2. How is a Binomial distribution different from a Normal distribution?
3. Why does Bayes’ Theorem require a denominator?

### Enhanced Quiz Questions with Answers
1. **What does the area under a probability density function represent?**
   > The total probability = 1. For any specific interval, the area represents the probability of the random variable falling in that range.

2. **How is a Binomial distribution different from a Normal distribution?**
   > Binomial is discrete (countable outcomes like coin flips), while Normal is continuous (infinite possible values).

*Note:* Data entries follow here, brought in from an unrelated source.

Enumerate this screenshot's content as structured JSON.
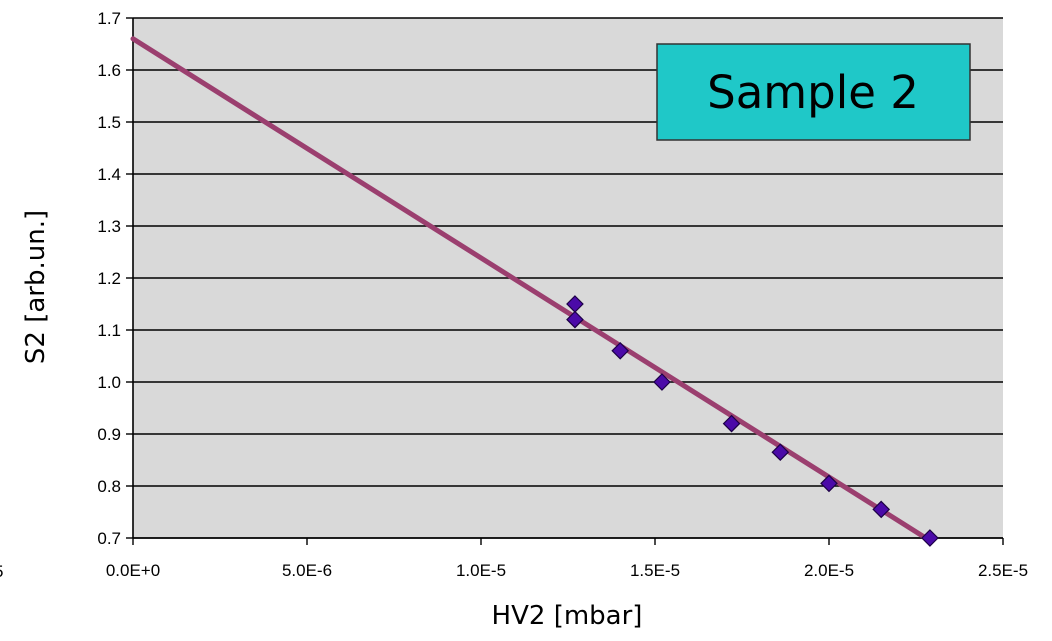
{
  "colors": {
    "plot_background": "#d9d9d9",
    "gridline": "#000000",
    "fit_line": "#9b3f6f",
    "marker": "#4b0aa8",
    "marker_stroke": "#1c0045",
    "label_box_fill": "#1fc8c8",
    "label_box_stroke": "#333333"
  },
  "chart_data": {
    "type": "scatter",
    "title": "",
    "label_box": "Sample 2",
    "xlabel": "HV2 [mbar]",
    "ylabel": "S2 [arb.un.]",
    "xlim": [
      0,
      2.5e-05
    ],
    "ylim": [
      0.7,
      1.7
    ],
    "x_ticks": [
      {
        "value": 0,
        "label": "0.0E+0"
      },
      {
        "value": 5e-06,
        "label": "5.0E-6"
      },
      {
        "value": 1e-05,
        "label": "1.0E-5"
      },
      {
        "value": 1.5e-05,
        "label": "1.5E-5"
      },
      {
        "value": 2e-05,
        "label": "2.0E-5"
      },
      {
        "value": 2.5e-05,
        "label": "2.5E-5"
      }
    ],
    "y_ticks": [
      {
        "value": 0.7,
        "label": "0.7"
      },
      {
        "value": 0.8,
        "label": "0.8"
      },
      {
        "value": 0.9,
        "label": "0.9"
      },
      {
        "value": 1.0,
        "label": "1.0"
      },
      {
        "value": 1.1,
        "label": "1.1"
      },
      {
        "value": 1.2,
        "label": "1.2"
      },
      {
        "value": 1.3,
        "label": "1.3"
      },
      {
        "value": 1.4,
        "label": "1.4"
      },
      {
        "value": 1.5,
        "label": "1.5"
      },
      {
        "value": 1.6,
        "label": "1.6"
      },
      {
        "value": 1.7,
        "label": "1.7"
      }
    ],
    "grid": {
      "horizontal": true,
      "vertical": false
    },
    "left_cut_label": "5",
    "series": [
      {
        "marker": "diamond",
        "x": [
          1.27e-05,
          1.27e-05,
          1.4e-05,
          1.52e-05,
          1.72e-05,
          1.86e-05,
          2e-05,
          2.15e-05,
          2.29e-05
        ],
        "y": [
          1.15,
          1.12,
          1.06,
          1.0,
          0.92,
          0.865,
          0.805,
          0.755,
          0.7
        ]
      }
    ],
    "fit_line": {
      "x": [
        0,
        2.29e-05
      ],
      "y": [
        1.66,
        0.695
      ]
    }
  }
}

Binomial models success/failure trials, Normal models bell-shaped continuous phenomena.

3. **Why does Bayes' Theorem require a denominator P(B)?**
   > To normalize the probabilities so they sum to 1. It ensures we're calculating a proper conditional probability.

4. **What's the expected value of a fair six-sided die?**
   > (1+2+3+4+5+6)/6 = 3.5

### Self-Assessment Checklist
Check off each item as you master it:

- [ ] I understand how to simulate a random process
- [ ] I can differentiate between discrete and continuous distributions
- [ ] I can calculate and interpret conditional probability
- [ ] I understand how Bayes' Theorem updates belief with evidence
- [ ] I can read and interpret probability distribution plots
- [ ] I understand the Law of Large Numbers
- [ ] I can explain why rare diseases have low posterior probabilities even with accurate tests

### 🔗 Next Steps
- Review the [companion theory file](02_probability_statistics.md) for deeper mathematical insights
- Practice with different probability scenarios
- Think about how uncertainty quantification applies to machine learning

### 💡 Key Takeaways
- **Probability**: Measures uncertainty (0 to 1)
- **Distributions**: Describe how values are spread
- **Bayes' Theorem**: Updates beliefs with new evidence
- **Conditional Probability**: P(A|B) ≠ P(A) when B provides information
- **ML Connection**: Uncertainty is everywhere in machine learning!